The Issue 3 loss "was totally a language game, played artfully, and now successfully, by our opponents," agreed panel moderator Alphonse Gerhardstein. He was lead council on both the successful challenge to Ohio's "Partial Birth Abortion" statute and on Issue 3 challenges, and continues as a key prisoners' rights litigant after the Lucasville riot and recent escape of inmates at a privately-run prison.

"To be clear about what we lost on Issue 3, it's tragic, " he said, "absurd, totally horrible." Despite the Supreme Court's "sweeping" decision overturning Colorado's Amendment 2, America's high court let stand the Issue 3 amendment to Cincinnati's Charter, which Gerhardstein called "our supreme law, our Constitution." Gone are prohibitions against discrimination in housing, public accommodation, employment, and hate crimes.

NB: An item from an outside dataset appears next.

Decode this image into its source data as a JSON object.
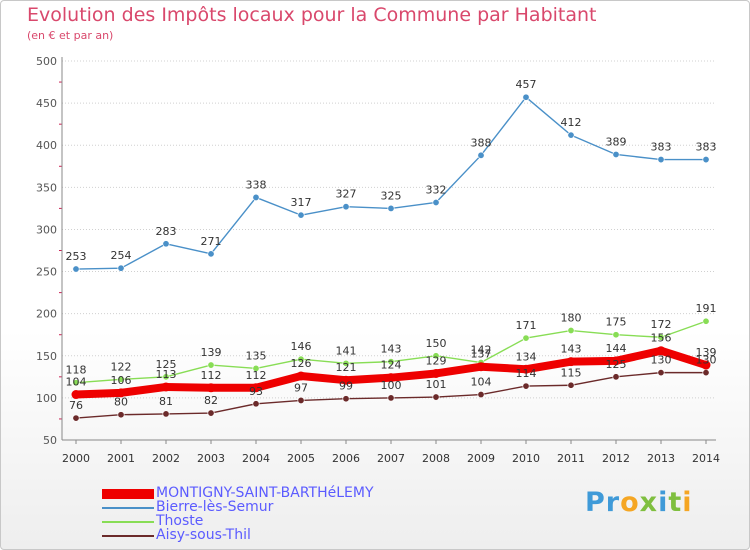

The high court "has written discrimination into our government's most important document, he carefully told the audience. "I fear that it's a bellwether on other issues we face. We need more people to care about these issues, and not wait for lawyers to file (litigation)."

Gov. Gilligan said people should maintain their "basic faith "in each other as "politicians play to prejudices and fears," noting that the media "won't touch any serious issue" for an extended time. "No wonder people tune out. Our job is to penetrate that screen."

Ideas were aplenty. Sign on to Working Assets long distance phone service, earning free personal calls and letters to elected officials, one person suggested. Support Community Shares as an alternative to traditional workplace giving, said director Mary McCoy, whose work Gerhardstein called "really exciting, a progressive peoples' United Way."

Long-time gay activist and retired University of Cincinnati professor Larry Wolff spoke of his success in getting letters-to-editors published as head of St. John's Unitarian Church's social action group. "You don't have to be a literary genius," he smiled. "You realize that, if you read letters from our opponents."